In honor of the upcoming World Communications Day, the Institute for Communication and Religion within the College of Communication and the Arts and University Libraries will discuss The Absence of Healthy Confrontation: Reflections on Pope Francis’ World Communications Day Message on Fake News on Wednesday, April 11th, from 12:30-1:30 p.m. in the 2nd floor Common Area of the Walsh Library.
The program is part of the “Critical Issues in Information and Education” Speaker’s Series by University Libraries. The event is free and open to the University community. Light refreshments will be served.
Please RSVP to Franceska Osmann email@example.com
The event will feature Monsignor Dennis Mahon, Ph.D., coordinator for the Institute for Communication and Religion and associate professor of communication, and Dr. Ki Joo (KC) Choi, committee member for the Institute for Communication and Religion and chair of the Department of Religion, discussing remarks made by Pope Francis about fake news and the importance of truth during his World Communications Day message at the beginning of the year.
“The Institute for Communication and Religion is excited to partner with University Libraries for this important discussion,” said Monsignor Mahon. “I hope the event provides attendees with the opportunity to understand how communication and religion are integrally connected.”
Monsignor Mahon brings to the conversation more than 40 years of experience as a communication faculty member and administrator at Seton Hall University, The Catholic University of America, and Catholic Community Services. After receiving his B.A. from Seton Hall University and S.T.B. from The Catholic University of America, he was ordained for the Archdiocese of Newark. He later went on to earn his M.A. from Fairfield University and Ph.D. from Syracuse University.
Dr Choi, an associate professor of religion, is an ethicist, specializing in Catholic and Protestant moral theology, political theory/ethics, and the political morality of race and ethnicity. His teaching areas also include the ethics of war and peace and the relationship between science (evolutionary theory) and theological ethics. He earned his B.A. and a M.Div. from Yale and his Ph.D. from Boston College.
The University Libraries’ Speaker’s Series, “Critical Issues in Information and Education,” focuses on the intersection of educational and informational issues. Its inaugural event on issues of mass communication featured John Berry III, former editor-in-chief of Library Journal, on misinformation and Dr. Christopher Tienken, associate professor of education administration at the University, on the false narrative surrounding the current educational testing regime and educational standardization. Its second program, Discursive and Demographic Dysfunction, Or, Why It Is So Hard To Decide What The Facts Are, included Rutgers University Professors Marie Radford, Library and Information Sciences, on narratives of information seeking and Julia Sass Rubin, School of Planning and Public Policy, on legal challenges to academic inquiry.
Launched in Fall 2017, the Institute for Communication and Religion provides a nexus for ongoing scholarly exploration of communication topics critically important to religion and society. Under the leadership of Monsignor Mahon and inspired by Nostra Aetate, the Institute enhances the University’s and the College’s sustained leadership in fostering open, clear dialogue and study between religious believers and the broader public in the communication disciplines at the theoretical, professional, and practical levels.

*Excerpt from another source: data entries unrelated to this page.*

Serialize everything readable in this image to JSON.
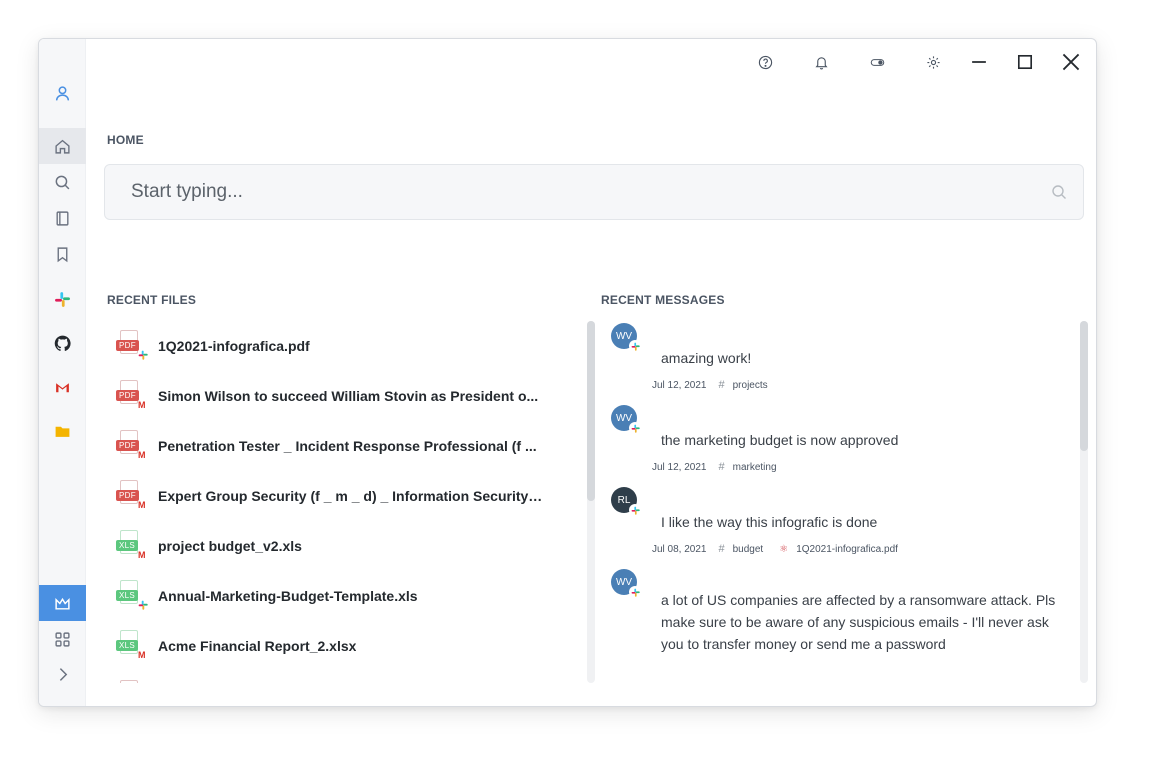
{
  "sidebar": {
    "items": [
      {
        "name": "profile-icon"
      },
      {
        "name": "home-icon"
      },
      {
        "name": "search-icon"
      },
      {
        "name": "book-icon"
      },
      {
        "name": "bookmark-icon"
      },
      {
        "name": "slack-icon"
      },
      {
        "name": "github-icon"
      },
      {
        "name": "gmail-icon"
      },
      {
        "name": "folder-icon"
      },
      {
        "name": "crown-icon"
      },
      {
        "name": "apps-icon"
      },
      {
        "name": "chevron-right-icon"
      }
    ],
    "accent_color": "#4a90e2"
  },
  "titlebar": {
    "icons": [
      "help-icon",
      "bell-icon",
      "toggle-icon",
      "gear-icon"
    ],
    "controls": [
      "minimize-icon",
      "maximize-icon",
      "close-icon"
    ]
  },
  "home": {
    "title": "HOME",
    "search_placeholder": "Start typing..."
  },
  "recent_files": {
    "title": "RECENT FILES",
    "files": [
      {
        "type": "PDF",
        "source": "slack",
        "name": "1Q2021-infografica.pdf"
      },
      {
        "type": "PDF",
        "source": "gmail",
        "name": "Simon Wilson to succeed William Stovin as President o..."
      },
      {
        "type": "PDF",
        "source": "gmail",
        "name": "Penetration Tester _ Incident Response Professional (f ..."
      },
      {
        "type": "PDF",
        "source": "gmail",
        "name": "Expert Group Security (f _ m _ d) _ Information Security ..."
      },
      {
        "type": "XLS",
        "source": "gmail",
        "name": "project budget_v2.xls"
      },
      {
        "type": "XLS",
        "source": "slack",
        "name": "Annual-Marketing-Budget-Template.xls"
      },
      {
        "type": "XLS",
        "source": "gmail",
        "name": "Acme Financial Report_2.xlsx"
      }
    ]
  },
  "recent_messages": {
    "title": "RECENT MESSAGES",
    "messages": [
      {
        "initials": "WV",
        "avatar_color": "#4a7fb5",
        "text": "amazing work!",
        "date": "Jul 12, 2021",
        "channel": "projects",
        "attachment": ""
      },
      {
        "initials": "WV",
        "avatar_color": "#4a7fb5",
        "text": "the marketing budget is now approved",
        "date": "Jul 12, 2021",
        "channel": "marketing",
        "attachment": ""
      },
      {
        "initials": "RL",
        "avatar_color": "#2f3e4a",
        "text": "I like the way this infografic is done",
        "date": "Jul 08, 2021",
        "channel": "budget",
        "attachment": "1Q2021-infografica.pdf"
      },
      {
        "initials": "WV",
        "avatar_color": "#4a7fb5",
        "text": "a lot of US companies are affected by a ransomware attack. Pls make sure to be aware of any suspicious emails - I'll never ask you to transfer money or send me a password",
        "date": "",
        "channel": "",
        "attachment": ""
      }
    ]
  },
  "colors": {
    "pdf": "#d9534f",
    "xls": "#5cc77e",
    "gmail": "#d93025",
    "slack_blue": "#36c5f0",
    "slack_green": "#2eb67d",
    "slack_yellow": "#ecb22e",
    "slack_red": "#e01e5a"
  }
}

The discussion is the Institute’s latest initiative. The Institute recently hosted curriculum development workshops, cosponsored Ethically Speaking, and its inaugural event, Speaking Truth: Religion in the News Media, featuring The Wall Street Journal Columnist William McGurn, took place in Fall 2017. A large-scale, interreligious event featuring award-winning religion journalist David Gibson is also scheduled for April 24.